= Stand Up For Mental Health =

Stand Up For Mental Health (SMH), founded in 2004, is a program based in Vancouver, British Columbia, Canada, in which people who have mental illness (e.g. bipolar disorder, depression, schizophrenia, obsessive compulsive disorder, or post-traumatic stress disorder) are taught stand-up comedy as a form of therapy and then present to the community as a way of addressing the stigma, discrimination, and prejudice surrounding mental health problems. SMH does not consider itself a replacement for medication or conventional therapy, but instead a supplemental way for people with mental illness to heal while educating others. The classes are taught by counselor, stand-up comic and author of The Happy Neurotic: How Fear and Angst Can Lead to Happiness and Success, David Granirer who lives with depression. SMH has classes in Halifax, Montreal, Ottawa, Toronto, Guelph, Fort Frances, London (ON), Vancouver, Abbotsford/Chilliwack, Victoria and Courtenay. Famed Canadian comedian Mike MacDonald is a supporter of SMH and performs at many of their shows. Mike MacDonald has bipolar disorder.

==Background==
David Granirer teaches community members who have a mental illness how to create and perform original comedy material about their mental health journeys. They perform shows throughout the course of their 20 classes, then may continue on with SMH in the Alumni Program. SMH classes are aimed at mental health consumers to re-conceptualize their experiences and make light of their own problems, while building self-esteem and a support network. The participants are instructed to avoid joking about each other's problems, but to continue to openly talk about them. They also avoid making jokes about sexual abuse. SMH additionally does Fighting Stigma in the Workplace and Laughter in the Workplace presentations and workshops for many different companies and government agencies. They perform across North America at conferences, on military bases, university and college campuses, at mental health facilities, comedy festivals, and for the general public. A CBC Television Passionate Eye Documentary was made about Stand Up for Mental Health, entitled "Cracking Up," which won a US Government VOICE Award in 2008.

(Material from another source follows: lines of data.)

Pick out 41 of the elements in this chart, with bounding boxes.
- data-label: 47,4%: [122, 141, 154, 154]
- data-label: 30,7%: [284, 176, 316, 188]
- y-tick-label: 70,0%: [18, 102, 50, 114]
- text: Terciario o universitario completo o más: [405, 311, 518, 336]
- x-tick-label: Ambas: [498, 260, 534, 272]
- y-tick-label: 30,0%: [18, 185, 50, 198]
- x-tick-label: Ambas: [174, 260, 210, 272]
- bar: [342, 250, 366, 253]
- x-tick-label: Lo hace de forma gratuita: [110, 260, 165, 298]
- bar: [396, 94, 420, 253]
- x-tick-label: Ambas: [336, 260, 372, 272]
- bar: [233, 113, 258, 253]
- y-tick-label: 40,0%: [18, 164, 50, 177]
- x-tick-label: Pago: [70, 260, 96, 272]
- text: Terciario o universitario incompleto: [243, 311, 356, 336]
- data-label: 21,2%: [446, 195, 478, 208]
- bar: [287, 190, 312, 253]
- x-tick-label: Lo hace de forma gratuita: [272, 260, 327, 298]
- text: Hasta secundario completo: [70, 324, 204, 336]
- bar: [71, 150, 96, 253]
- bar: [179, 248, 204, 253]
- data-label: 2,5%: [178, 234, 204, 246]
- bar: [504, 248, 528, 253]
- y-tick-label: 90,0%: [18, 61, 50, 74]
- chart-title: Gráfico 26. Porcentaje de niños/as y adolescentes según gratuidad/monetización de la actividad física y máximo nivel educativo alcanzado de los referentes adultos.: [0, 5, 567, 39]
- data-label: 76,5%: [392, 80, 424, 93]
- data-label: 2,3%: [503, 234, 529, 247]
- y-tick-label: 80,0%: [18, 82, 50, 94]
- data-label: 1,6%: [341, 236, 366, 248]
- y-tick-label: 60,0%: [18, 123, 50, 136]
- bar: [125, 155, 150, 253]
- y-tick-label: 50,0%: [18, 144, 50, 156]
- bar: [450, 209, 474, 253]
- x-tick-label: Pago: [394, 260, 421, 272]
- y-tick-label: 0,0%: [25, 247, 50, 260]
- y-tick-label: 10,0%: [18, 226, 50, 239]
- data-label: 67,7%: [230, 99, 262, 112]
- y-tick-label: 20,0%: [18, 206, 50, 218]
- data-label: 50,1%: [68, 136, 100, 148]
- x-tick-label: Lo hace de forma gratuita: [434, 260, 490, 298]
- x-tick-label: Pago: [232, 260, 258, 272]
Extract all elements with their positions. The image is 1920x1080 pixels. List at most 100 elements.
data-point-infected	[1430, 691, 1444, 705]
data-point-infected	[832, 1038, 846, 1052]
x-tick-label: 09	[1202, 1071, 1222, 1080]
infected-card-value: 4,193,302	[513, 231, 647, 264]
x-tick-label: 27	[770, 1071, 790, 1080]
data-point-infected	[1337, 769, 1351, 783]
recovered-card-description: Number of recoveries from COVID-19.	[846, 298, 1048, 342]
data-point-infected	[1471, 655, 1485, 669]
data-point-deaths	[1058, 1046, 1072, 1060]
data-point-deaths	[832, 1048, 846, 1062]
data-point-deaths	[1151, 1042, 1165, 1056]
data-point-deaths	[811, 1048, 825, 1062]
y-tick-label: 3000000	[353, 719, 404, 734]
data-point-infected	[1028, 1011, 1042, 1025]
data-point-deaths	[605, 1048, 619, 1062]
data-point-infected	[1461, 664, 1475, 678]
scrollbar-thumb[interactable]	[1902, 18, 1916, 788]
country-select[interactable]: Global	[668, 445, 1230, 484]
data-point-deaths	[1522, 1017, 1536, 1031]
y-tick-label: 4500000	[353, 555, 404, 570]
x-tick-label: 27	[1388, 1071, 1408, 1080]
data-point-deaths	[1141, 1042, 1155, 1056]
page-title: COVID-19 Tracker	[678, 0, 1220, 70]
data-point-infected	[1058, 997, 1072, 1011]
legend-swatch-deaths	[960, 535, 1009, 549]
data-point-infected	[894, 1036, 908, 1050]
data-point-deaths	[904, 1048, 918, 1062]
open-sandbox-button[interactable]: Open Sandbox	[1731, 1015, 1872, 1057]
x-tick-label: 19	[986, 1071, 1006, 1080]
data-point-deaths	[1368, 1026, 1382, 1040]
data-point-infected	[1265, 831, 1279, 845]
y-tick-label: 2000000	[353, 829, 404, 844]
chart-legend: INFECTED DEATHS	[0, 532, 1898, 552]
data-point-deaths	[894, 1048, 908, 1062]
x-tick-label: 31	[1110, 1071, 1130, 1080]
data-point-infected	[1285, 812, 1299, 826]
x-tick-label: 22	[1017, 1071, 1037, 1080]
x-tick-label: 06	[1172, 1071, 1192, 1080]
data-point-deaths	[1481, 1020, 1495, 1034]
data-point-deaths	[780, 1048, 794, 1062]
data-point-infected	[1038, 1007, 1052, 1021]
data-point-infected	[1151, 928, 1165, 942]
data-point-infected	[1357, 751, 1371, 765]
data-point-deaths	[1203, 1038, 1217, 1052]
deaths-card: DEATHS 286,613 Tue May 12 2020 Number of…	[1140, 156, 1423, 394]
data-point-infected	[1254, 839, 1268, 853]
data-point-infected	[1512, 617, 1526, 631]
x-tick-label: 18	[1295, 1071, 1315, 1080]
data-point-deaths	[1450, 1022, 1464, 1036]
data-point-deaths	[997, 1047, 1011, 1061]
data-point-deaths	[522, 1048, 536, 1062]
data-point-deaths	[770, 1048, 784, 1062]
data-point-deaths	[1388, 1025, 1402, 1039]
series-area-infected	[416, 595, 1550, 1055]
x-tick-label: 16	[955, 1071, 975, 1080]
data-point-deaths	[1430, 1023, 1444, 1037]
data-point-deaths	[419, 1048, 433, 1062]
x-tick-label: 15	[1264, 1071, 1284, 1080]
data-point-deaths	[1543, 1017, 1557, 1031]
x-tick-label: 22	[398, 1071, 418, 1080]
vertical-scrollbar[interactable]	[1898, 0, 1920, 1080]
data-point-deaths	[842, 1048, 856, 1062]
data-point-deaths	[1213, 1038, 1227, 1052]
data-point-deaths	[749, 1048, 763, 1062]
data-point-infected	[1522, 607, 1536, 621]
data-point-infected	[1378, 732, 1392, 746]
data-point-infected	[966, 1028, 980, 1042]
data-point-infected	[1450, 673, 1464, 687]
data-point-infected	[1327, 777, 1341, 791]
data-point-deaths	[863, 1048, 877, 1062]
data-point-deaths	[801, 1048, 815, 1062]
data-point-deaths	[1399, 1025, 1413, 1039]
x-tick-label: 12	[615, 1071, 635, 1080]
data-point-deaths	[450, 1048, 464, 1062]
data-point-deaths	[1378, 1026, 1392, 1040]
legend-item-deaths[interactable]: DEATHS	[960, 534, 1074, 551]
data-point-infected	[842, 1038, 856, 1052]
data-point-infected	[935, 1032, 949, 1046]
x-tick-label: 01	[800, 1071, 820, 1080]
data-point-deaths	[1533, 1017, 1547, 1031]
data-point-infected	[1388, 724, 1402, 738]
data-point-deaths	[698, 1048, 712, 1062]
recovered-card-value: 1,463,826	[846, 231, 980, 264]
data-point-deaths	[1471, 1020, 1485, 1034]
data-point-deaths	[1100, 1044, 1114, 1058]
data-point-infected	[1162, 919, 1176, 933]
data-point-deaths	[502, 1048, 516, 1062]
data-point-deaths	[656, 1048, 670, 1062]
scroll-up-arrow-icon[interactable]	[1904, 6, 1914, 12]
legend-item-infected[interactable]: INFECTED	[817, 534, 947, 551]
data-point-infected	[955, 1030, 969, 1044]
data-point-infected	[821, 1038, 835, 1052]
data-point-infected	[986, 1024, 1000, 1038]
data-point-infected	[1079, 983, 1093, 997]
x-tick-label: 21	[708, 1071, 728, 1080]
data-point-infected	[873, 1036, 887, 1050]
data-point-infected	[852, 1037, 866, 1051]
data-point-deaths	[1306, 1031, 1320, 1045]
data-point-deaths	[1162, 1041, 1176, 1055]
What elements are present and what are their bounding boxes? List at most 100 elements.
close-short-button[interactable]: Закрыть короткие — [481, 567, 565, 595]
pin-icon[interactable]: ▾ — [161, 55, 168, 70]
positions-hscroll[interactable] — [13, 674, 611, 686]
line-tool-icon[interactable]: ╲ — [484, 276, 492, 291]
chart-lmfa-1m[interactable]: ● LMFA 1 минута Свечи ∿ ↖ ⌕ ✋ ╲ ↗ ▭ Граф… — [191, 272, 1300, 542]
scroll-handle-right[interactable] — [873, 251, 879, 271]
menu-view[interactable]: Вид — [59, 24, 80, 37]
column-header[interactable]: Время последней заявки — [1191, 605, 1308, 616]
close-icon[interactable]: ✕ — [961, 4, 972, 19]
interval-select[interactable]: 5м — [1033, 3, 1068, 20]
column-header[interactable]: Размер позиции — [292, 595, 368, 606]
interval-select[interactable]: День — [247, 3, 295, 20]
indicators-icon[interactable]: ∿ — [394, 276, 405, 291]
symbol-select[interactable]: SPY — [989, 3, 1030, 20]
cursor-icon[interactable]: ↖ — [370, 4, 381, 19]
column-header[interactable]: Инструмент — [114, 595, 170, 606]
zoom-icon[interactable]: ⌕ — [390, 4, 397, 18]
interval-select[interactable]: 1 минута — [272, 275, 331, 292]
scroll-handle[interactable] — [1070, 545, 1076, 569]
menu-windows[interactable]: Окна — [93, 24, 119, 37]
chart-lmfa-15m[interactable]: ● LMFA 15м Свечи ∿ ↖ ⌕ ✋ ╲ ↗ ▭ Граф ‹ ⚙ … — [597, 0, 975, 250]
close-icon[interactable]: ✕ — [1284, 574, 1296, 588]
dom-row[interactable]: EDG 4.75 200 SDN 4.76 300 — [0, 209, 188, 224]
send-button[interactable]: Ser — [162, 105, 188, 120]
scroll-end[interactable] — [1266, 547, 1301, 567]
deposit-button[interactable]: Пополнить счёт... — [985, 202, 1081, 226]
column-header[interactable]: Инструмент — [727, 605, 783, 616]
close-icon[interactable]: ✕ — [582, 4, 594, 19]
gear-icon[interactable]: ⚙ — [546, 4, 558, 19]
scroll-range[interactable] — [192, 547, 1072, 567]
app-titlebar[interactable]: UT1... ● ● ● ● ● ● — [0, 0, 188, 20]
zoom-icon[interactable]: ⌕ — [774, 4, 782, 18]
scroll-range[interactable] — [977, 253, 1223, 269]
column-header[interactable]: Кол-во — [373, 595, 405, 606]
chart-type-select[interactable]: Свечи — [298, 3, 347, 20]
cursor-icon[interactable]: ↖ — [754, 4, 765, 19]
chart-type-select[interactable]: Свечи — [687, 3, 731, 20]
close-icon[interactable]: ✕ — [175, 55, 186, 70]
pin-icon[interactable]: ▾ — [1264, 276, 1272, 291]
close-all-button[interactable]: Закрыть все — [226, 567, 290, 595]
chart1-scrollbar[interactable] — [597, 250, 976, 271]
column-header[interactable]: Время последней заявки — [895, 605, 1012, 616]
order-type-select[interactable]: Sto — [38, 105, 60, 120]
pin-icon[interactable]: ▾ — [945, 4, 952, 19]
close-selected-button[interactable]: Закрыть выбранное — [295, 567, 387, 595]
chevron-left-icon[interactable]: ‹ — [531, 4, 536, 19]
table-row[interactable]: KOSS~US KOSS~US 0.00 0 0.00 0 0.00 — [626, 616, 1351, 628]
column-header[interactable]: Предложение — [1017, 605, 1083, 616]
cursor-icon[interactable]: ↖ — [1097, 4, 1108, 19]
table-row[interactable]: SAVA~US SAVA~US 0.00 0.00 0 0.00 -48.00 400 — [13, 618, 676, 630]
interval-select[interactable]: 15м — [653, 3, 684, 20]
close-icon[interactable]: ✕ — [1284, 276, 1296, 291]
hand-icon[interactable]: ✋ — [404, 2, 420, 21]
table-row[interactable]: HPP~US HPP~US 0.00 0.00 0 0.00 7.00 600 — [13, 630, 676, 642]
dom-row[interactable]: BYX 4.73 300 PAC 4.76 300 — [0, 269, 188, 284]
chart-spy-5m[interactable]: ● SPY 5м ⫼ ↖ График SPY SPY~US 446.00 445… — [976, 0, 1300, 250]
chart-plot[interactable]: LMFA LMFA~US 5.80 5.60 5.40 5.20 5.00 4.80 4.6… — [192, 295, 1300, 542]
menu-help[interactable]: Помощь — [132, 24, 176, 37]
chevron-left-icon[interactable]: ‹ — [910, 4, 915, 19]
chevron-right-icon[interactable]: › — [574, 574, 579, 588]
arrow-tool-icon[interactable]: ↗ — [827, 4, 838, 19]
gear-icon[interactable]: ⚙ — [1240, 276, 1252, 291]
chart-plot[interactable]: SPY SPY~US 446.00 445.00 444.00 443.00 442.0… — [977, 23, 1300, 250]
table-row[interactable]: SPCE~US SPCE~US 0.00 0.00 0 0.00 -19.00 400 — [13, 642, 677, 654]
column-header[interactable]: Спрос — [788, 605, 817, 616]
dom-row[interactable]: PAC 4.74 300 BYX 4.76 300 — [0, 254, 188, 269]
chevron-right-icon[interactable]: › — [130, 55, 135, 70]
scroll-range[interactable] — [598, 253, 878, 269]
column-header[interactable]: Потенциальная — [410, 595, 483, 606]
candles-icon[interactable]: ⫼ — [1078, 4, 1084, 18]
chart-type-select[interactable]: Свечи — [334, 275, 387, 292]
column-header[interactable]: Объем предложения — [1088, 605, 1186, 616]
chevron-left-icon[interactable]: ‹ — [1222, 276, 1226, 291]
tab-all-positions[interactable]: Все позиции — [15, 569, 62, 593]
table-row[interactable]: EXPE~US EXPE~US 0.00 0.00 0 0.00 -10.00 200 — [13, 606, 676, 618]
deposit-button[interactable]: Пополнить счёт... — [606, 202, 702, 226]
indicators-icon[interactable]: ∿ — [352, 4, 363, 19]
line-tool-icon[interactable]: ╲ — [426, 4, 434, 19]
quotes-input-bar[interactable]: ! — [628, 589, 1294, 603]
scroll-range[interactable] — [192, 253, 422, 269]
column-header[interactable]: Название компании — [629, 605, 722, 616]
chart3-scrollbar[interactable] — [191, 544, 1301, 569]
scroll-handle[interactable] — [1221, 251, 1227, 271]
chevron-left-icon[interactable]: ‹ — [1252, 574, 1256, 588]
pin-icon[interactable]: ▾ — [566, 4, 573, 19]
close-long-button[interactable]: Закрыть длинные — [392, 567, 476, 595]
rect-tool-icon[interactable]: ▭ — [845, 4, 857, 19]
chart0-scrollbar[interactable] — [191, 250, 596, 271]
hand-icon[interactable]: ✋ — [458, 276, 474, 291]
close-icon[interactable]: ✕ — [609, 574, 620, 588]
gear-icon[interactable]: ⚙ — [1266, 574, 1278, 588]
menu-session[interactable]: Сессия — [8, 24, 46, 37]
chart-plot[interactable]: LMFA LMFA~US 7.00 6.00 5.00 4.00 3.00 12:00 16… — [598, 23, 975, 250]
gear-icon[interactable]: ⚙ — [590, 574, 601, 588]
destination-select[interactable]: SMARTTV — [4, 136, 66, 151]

SMH has future visions of to introducing a pre-release program into William Head Institution on Vancouver Island for Corrections Canada, aiming to help offenders rebuild self-esteem and gain life-coping skills as they reintegrate into the community. Early in 2010, SMH received a $50,000 sponsorship from Canada Post who called it a "highly [sic]successful laughter-therapy program".

The organisation is a registered society in the province of British Columbia.